Algo parecido al cielo se abrió con David Bowie. Antes de esa mañana en Viña del Mar coleccionábamos con mis hermanos revistas en fascículos de historia del rock de los años 70. Escuchábamos a los Velvet Underground, los Beatles y los Rolling Stones. El rock nunca fue para nosotros un desborde. Tampoco recitales, gritos, drogas o alcohol. Fuimos la primera generación que escuchaba rock como quien escucha el cuarteto de cuerdas de Brahms. Bailábamos solos en la pieza. No, ni siquiera: escuchábamos con el cuerpo, recitando letras en un idioma que no conocíamos, pero que quedaban marcadas a fuego. El idioma del mismo imperio que nos exilió. La música de los enemigos. Y nos gustaba también por eso: como la cera caliente, había moldeado nuestros sueños, nuestras fantasías, nuestros cuerpos.
El rock era una forma de aceptar lo que éramos. La luz de los tubos fluorescentes y la posibilidad de hacer arte con cajas rotas y guitarras saturadas, la ropa usada y la música usada también. La onda, la vibración y hasta la excitación sexual de admirar a un hombre pintado de mujer cuya música nos lleva a esas fábricas de válvulas, de ampolletas, de vasos, de ropa donde trabajaban los padres reales o imaginarios de los cantantes de rock.
Nos perdimos con mi hermano la primera parte de esa revolución, esa que hizo de la fábrica, la música y la comida en serie una forma de arte. Un arte que tiene justamente en su falta de materialidad su aura. Nos negábamos a usar jeans y a masticar chicle. Nos negábamos a escuchar la música que daban en la radio. Íbamos donde un vendedor de vinilos en San Diego, que nos grababa casetes de Paolo Conte (que no era particularmente rockero) y Tom Waits y su piano lluvioso de perros abandonados. Coleccionábamos discos ligeros, de esos que venían con los fascículos de Otis Spann, B.B. King, pero también de Buddy Holly y los Beach Boys. No, los Beach Boys vinieron después.
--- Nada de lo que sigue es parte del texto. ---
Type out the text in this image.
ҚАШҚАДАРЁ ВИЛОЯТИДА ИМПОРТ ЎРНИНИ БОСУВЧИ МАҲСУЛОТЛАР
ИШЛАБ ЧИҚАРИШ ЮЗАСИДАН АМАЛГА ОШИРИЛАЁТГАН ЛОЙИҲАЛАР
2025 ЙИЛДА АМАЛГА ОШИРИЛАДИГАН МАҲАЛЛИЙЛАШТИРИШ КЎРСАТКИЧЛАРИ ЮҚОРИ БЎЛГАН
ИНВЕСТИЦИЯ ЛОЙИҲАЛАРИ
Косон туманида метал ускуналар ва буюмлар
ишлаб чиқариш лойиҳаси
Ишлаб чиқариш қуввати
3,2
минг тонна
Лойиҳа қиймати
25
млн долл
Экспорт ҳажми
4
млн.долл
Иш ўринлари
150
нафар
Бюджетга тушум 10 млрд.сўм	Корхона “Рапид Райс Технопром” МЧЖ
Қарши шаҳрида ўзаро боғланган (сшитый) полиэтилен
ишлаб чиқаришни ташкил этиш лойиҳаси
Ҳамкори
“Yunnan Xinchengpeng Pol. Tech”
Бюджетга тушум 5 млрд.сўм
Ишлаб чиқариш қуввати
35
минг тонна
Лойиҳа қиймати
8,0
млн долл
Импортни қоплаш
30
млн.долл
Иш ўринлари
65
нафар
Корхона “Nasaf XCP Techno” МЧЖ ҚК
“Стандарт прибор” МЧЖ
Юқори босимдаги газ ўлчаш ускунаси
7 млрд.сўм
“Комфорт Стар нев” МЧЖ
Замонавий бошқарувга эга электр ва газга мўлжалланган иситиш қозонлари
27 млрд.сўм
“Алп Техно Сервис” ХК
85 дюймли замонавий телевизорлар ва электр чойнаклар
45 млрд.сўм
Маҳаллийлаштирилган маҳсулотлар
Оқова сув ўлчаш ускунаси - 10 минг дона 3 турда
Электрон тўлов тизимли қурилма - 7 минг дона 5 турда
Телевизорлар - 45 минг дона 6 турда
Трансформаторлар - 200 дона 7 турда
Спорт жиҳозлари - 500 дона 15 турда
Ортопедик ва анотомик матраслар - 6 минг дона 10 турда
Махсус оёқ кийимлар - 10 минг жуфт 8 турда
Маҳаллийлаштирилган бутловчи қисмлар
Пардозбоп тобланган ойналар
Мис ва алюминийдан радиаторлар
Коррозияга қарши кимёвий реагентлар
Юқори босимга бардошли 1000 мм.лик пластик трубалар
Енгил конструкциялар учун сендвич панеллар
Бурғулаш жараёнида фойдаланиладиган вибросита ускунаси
En esa época anterior al rock –para nosotros, repito–comprábamos los casetes en rebaja de la Feria del Disco. En un solo casete venía Percy Sledge, Otis Redding y Wilson Pickett. Otro casete con Marvin Gaye, las Supreme y los Four Tops. Esa música que podía explorar todos los sentimientos sin ser sentimental. Batería y violines que te arrastraban como las olas del mar. Motown, que cristalizaba mejor que ninguno mis inconfesables ganas de vivir. Era el talento como única opción de sobrevivencia. Era subirse al ring a noquear el aire con la ligereza de una avispa, como decía Mohamed Alí para asustar a sus oponentes. La música de Motown era lo contrario de la música posromántica de los hijos y nietos de Wagner, que era la que escuchaba con pasión hasta entonces. Era mi forma de saltarme el callejón sin salida de la dodecafonía y la atonalidad serial en que terminaban fatalmente los experimentos de Wagner y Gustav Mahler.